If we can circumvent this mucus layer, we also need to ensure that the nanoparticles and their gene editing cargo reach the specific, long-lived cells in the airway that, when corrected, would offer the best chance at a permanent cure. While existing nanoparticle-based delivery strategies have demonstrated some delivery efficacy and tropism to the lungs, they have not yet been programmed to target specific cell populations of the airway. We liken this targeting specificity problem to having the capability to reach a particular city or zip code in lung tissue, but for gene therapy solutions we’ll need to take the capabilities of the nanocarriers to the next step so they can reach the specific street and home address.
What will be involved in targeting delivery to the lungs?
We are working on strategies to decorate the nanoparticles with different biomolecules that enable targeting of and internalization into the airway stem cells. We have also, in parallel, considered integrating soap-like molecules that can enable the particles to penetrate the thick mucus barrier coating the CF airway, and then transiently disrupt the airway epithelial layer to expose the stem cells that need to be corrected for long-term therapeutic effect.
For inhalable delivery, we want to configure our nanoparticles to remain stable as they transit to the airway as a mist that consists of suspensions of nebulized droplets. We are considering different nebulization strategies and droplet configurations that effectively reach the regions of the airway we want to target.
What new technologies would you like to see in the gene therapy/gene editing field to help your work?
Technologies that would help accelerate the advance of CF gene therapies into clinical practice include: i) gene editing tools that enable more efficient and reliable insertion of constructs large enough to accommodate the entire CFTR gene; and ii) solutions that address the delivery specificity issue discussed above and achieve effective correction of long-lived airway stem cells efficiently and rigorously. An important requirement for these technologies will also be to identify solutions that offer the opportunity to improve access and widely disseminate CF gene therapies.
Cystic fibrosis remains an area of unmet needs; why has the disease proven so difficult to treat?

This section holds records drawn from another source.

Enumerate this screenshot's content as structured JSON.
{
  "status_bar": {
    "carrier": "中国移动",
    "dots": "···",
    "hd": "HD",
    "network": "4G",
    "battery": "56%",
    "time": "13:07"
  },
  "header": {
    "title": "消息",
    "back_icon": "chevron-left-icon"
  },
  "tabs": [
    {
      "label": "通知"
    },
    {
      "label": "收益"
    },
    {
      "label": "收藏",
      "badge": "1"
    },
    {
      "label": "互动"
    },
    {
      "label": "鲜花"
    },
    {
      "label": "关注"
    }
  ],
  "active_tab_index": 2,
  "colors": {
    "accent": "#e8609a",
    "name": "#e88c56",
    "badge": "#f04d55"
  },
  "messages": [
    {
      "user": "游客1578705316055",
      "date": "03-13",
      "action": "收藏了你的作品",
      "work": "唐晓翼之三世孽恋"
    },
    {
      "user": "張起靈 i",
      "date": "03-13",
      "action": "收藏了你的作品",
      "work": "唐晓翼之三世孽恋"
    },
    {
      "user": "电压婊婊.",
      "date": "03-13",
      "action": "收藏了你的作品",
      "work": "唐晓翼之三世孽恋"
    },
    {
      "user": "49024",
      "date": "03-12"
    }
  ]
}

There have been tremendous advances in developing medications to modulate the activity of the defective CFTR that have transformed the care of many patients with CF. Unfortunately, these treatments only work on certain common CF mutations. While they can improve the quality of life and extend overall survival in 80-90 percent of patients, roughly 10 percent of patients have CFTR mutations that will not respond to modulator therapies. It is also notable that these rare CFTR mutations tend to be more prevalent in historically underrepresented groups, underscoring the need for developing broadly applicable gene therapy solutions that can be disseminated rapidly and easily accessed by patients in need.
We hope that multidisciplinary efforts like ours will ultimately inspire other groups to join the CF research community and better enable us to contribute to our collective goal of establishing gene therapy tools that offer a robust and definitive cure for CF.